In conventional heat exchangers structural strength for pressure containment of the fluids dominates design considerations. Metal tube-in-tube and tube-in-shell exchangers are examples of such designs.
The need has arisen for a low cost, low pressure heat exchanger that is not susceptible to the corrosion and scaling which typifies similar devices constructed of metal.
The heat exchanger of the present invention reduces operating pressures to the level that pressure containment does not dictate the shape or form of the mechanical configuration. This design freedom allows the usage of previously unacceptable materials of construction such as structurally strong plastic extrusions and thin plastic membranes for heat transfer surfaces. The use of low cost materials and the low pressure design of the system also allow the use of more complex flow patterns to achieve novel and heretofor unexpected results from coolers or evaporators using direct contact between liquid and gas.
The reduction in operating pressure is achieved with two significant departures from the prior art. First, heat transfer starts with the establishment of a uniform falling liquid film on a membrane type of heat exchange surface. The falling film is established with low pressure nozzles, (e.g. open pipes), which require only 1-2 p.s.i.g. operating pressure in the distribution manifolds, and even less pressure in the gravity fed fluid collection manifolds. Secondly, air plenums coupled with pressure relief ports and ducts are used to reduce the gauge pressure across the heat transfer surface to nearly zero.

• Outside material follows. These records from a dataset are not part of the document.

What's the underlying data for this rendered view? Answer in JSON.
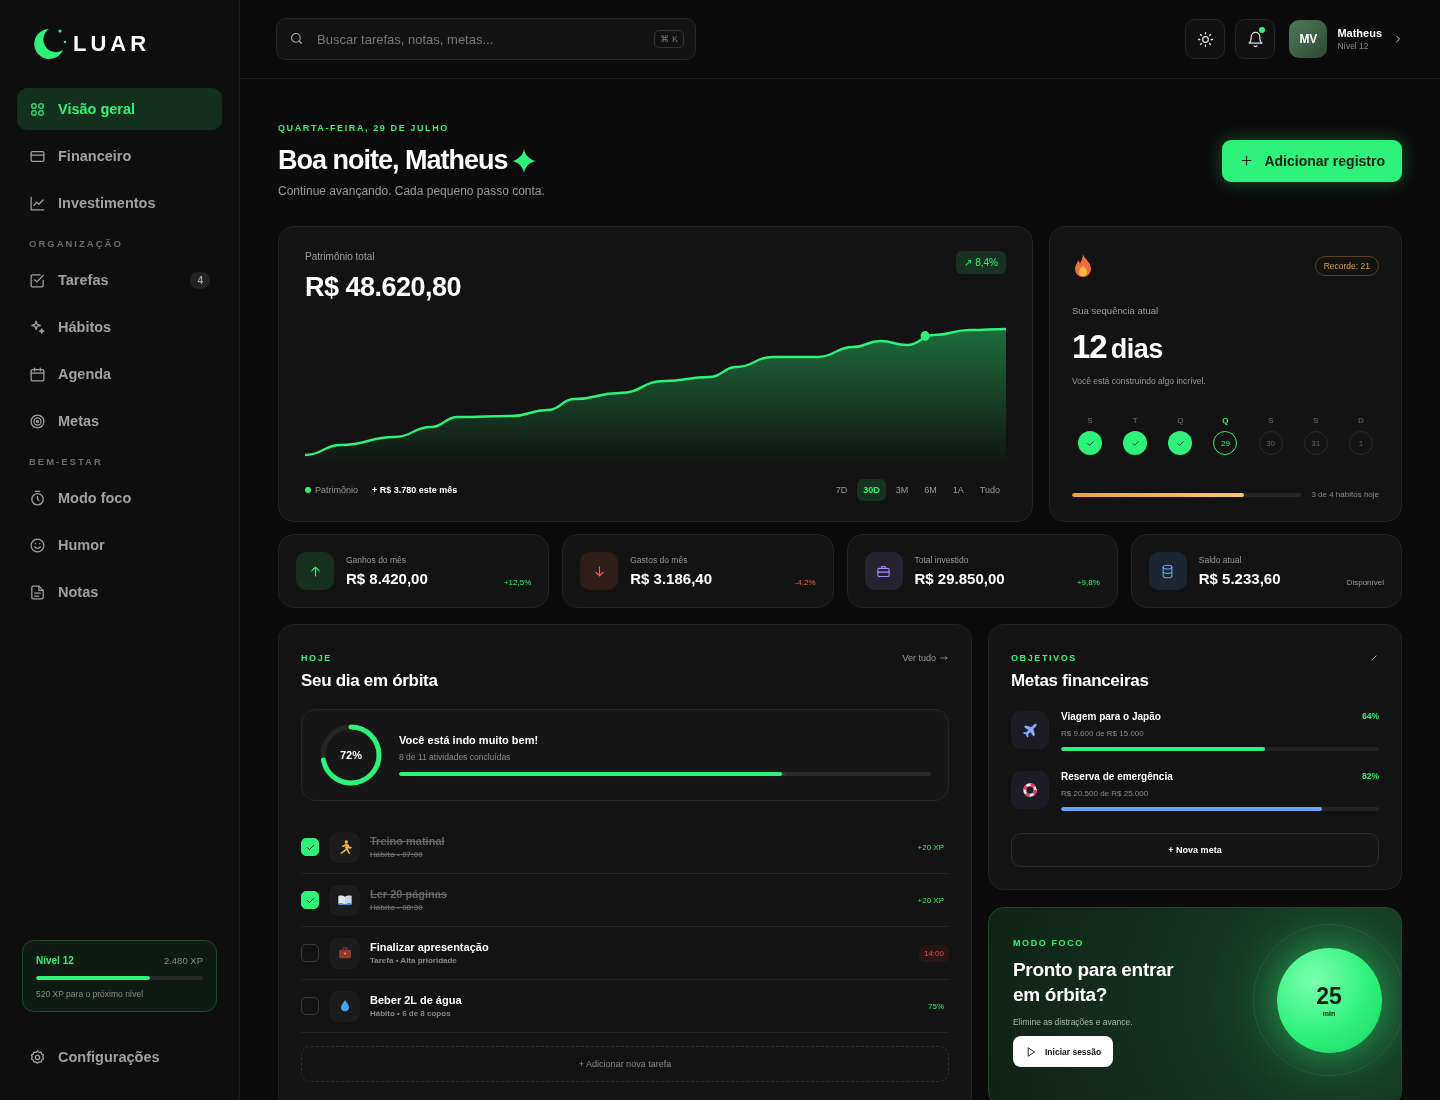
{
  "brand": {
    "name": "LUAR"
  },
  "sidebar": {
    "groups": [
      {
        "items": [
          {
            "label": "Visão geral",
            "selected": true
          },
          {
            "label": "Financeiro",
            "selected": false
          },
          {
            "label": "Investimentos",
            "selected": false
          }
        ]
      },
      {
        "heading": "ORGANIZAÇÃO",
        "items": [
          {
            "label": "Tarefas",
            "selected": false,
            "badge": "4"
          },
          {
            "label": "Hábitos",
            "selected": false
          },
          {
            "label": "Agenda",
            "selected": false
          },
          {
            "label": "Metas",
            "selected": false
          }
        ]
      },
      {
        "heading": "BEM-ESTAR",
        "items": [
          {
            "label": "Modo foco",
            "selected": false
          },
          {
            "label": "Humor",
            "selected": false
          },
          {
            "label": "Notas",
            "selected": false
          }
        ]
      }
    ],
    "level_card": {
      "title": "Nível 12",
      "xp": "2.480 XP",
      "level": 0.68,
      "note": "520 XP para o próximo nível"
    },
    "settings": "Configurações"
  },
  "header": {
    "search": {
      "placeholder": "Buscar tarefas, notas, metas...",
      "shortcut": "⌘ K"
    },
    "notification": true,
    "user": {
      "initials": "MV",
      "name": "Matheus",
      "subtitle": "Nível 12"
    }
  },
  "greeting": {
    "date": "QUARTA-FEIRA, 29 DE JULHO",
    "title": "Boa noite, Matheus",
    "subtitle": "Continue avançando. Cada pequeno passo conta.",
    "button": "Adicionar registro"
  },
  "net_worth": {
    "label": "Patrimônio total",
    "value": "R$ 48.620,80",
    "change": "↗ 8,4%",
    "legend": "Patrimônio",
    "delta": "+ R$ 3.780 este mês",
    "ranges": [
      {
        "label": "7D",
        "selected": false
      },
      {
        "label": "30D",
        "selected": true
      },
      {
        "label": "3M",
        "selected": false
      },
      {
        "label": "6M",
        "selected": false
      },
      {
        "label": "1A",
        "selected": false
      },
      {
        "label": "Tudo",
        "selected": false
      }
    ]
  },
  "streak": {
    "record": "Recorde: 21",
    "label": "Sua sequência atual",
    "value": "12",
    "unit": "dias",
    "note": "Você está construindo algo incrível.",
    "days": [
      {
        "letter": "S",
        "done": true,
        "selected": false
      },
      {
        "letter": "T",
        "done": true,
        "selected": false
      },
      {
        "letter": "Q",
        "done": true,
        "selected": false
      },
      {
        "letter": "Q",
        "date": "29",
        "done": false,
        "selected": true
      },
      {
        "letter": "S",
        "date": "30",
        "done": false,
        "selected": false
      },
      {
        "letter": "S",
        "date": "31",
        "done": false,
        "selected": false
      },
      {
        "letter": "D",
        "date": "1",
        "done": false,
        "selected": false
      }
    ],
    "level": 0.75,
    "caption": "3 de 4 hábitos hoje"
  },
  "stats": [
    {
      "label": "Ganhos do mês",
      "value": "R$ 8.420,00",
      "change": "+12,5%",
      "kind": "up",
      "color": "#2ef27a"
    },
    {
      "label": "Gastos do mês",
      "value": "R$ 3.186,40",
      "change": "-4,2%",
      "kind": "down",
      "color": "#f0604a"
    },
    {
      "label": "Total investido",
      "value": "R$ 29.850,00",
      "change": "+9,8%",
      "kind": "up",
      "color": "#a78bfa"
    },
    {
      "label": "Saldo atual",
      "value": "R$ 5.233,60",
      "change": "Disponível",
      "kind": "neutral",
      "color": "#60a5fa"
    }
  ],
  "today": {
    "eyebrow": "HOJE",
    "title": "Seu dia em órbita",
    "link": "Ver tudo",
    "summary": {
      "percent": "72%",
      "level": 0.72,
      "title": "Você está indo muito bem!",
      "subtitle": "8 de 11 atividades concluídas"
    },
    "tasks": [
      {
        "title": "Treino matinal",
        "meta": "Hábito • 07:00",
        "checked": true,
        "trailing": "+20 XP",
        "kind": "xp"
      },
      {
        "title": "Ler 20 páginas",
        "meta": "Hábito • 08:30",
        "checked": true,
        "trailing": "+20 XP",
        "kind": "xp"
      },
      {
        "title": "Finalizar apresentação",
        "meta": "Tarefa • Alta prioridade",
        "checked": false,
        "trailing": "14:00",
        "kind": "time"
      },
      {
        "title": "Beber 2L de água",
        "meta": "Hábito • 6 de 8 copos",
        "checked": false,
        "trailing": "75%",
        "kind": "percent"
      }
    ],
    "add": "+ Adicionar nova tarefa"
  },
  "goals": {
    "eyebrow": "OBJETIVOS",
    "title": "Metas financeiras",
    "items": [
      {
        "name": "Viagem para o Japão",
        "amount": "R$ 9.600 de R$ 15.000",
        "percent": "64%",
        "level": 0.64,
        "color": "#2ef27a"
      },
      {
        "name": "Reserva de emergência",
        "amount": "R$ 20.500 de R$ 25.000",
        "percent": "82%",
        "level": 0.82,
        "color": "#60a5fa"
      }
    ],
    "button": "+ Nova meta"
  },
  "focus": {
    "eyebrow": "MODO FOCO",
    "title": "Pronto para entrar em órbita?",
    "subtitle": "Elimine as distrações e avance.",
    "button": "Iniciar sessão",
    "timer": "25",
    "unit": "min"
  }
}
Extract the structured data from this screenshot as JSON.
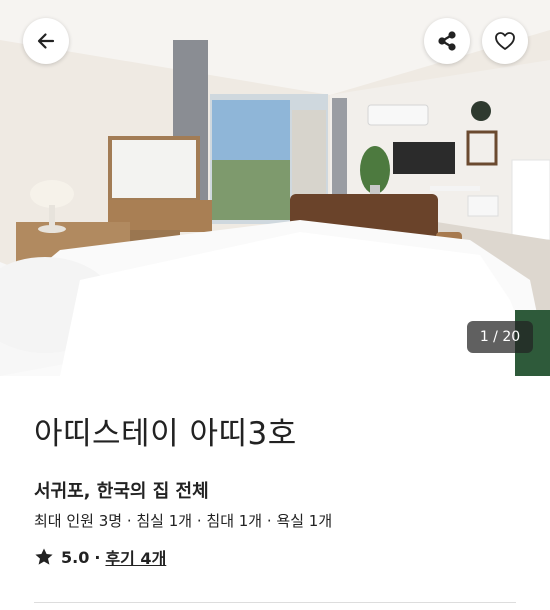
{
  "gallery": {
    "photo_label": "hotel room photo",
    "current_index": 1,
    "total": 20,
    "counter_text": "1 / 20"
  },
  "top_actions": {
    "back_icon": "arrow-left-icon",
    "share_icon": "share-icon",
    "like_icon": "heart-outline-icon"
  },
  "listing": {
    "title": "아띠스테이 아띠3호",
    "subtitle": "서귀포, 한국의 집 전체",
    "details": "최대 인원 3명 · 침실 1개 · 침대 1개 · 욕실 1개",
    "rating": "5.0",
    "separator": "·",
    "reviews_link": "후기 4개",
    "star_icon": "star-icon"
  },
  "colors": {
    "text": "#222222",
    "counter_bg": "#3a3a3a",
    "divider": "#dddddd"
  }
}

In the apparatus of the present invention the uniform falling film of highly concentrated solutions, established with very low pressure nozzles, avoids air entrainment due to splashing. Entrainment due to surface stripping of water droplets is avoided by controlling the relative velocity between the air draft and the falling film.
With this background it is seen that the primary object of the invention is to provide a low pressure heat exchanger apparatus having a large degree of design flexibility to enhance the operating effectiveness of direct liquid-gas contact and liquid to liquid heat transfer.
A further object of the invention is to provide a heat exchange device which has low area unit cost for fabrication and operation.
Another object is to provide a heat exchanger which can simultaneously or alternatively perform liquid to liquid heat exchange, liquid to gas heat exchange and liquid to gas mass transfer.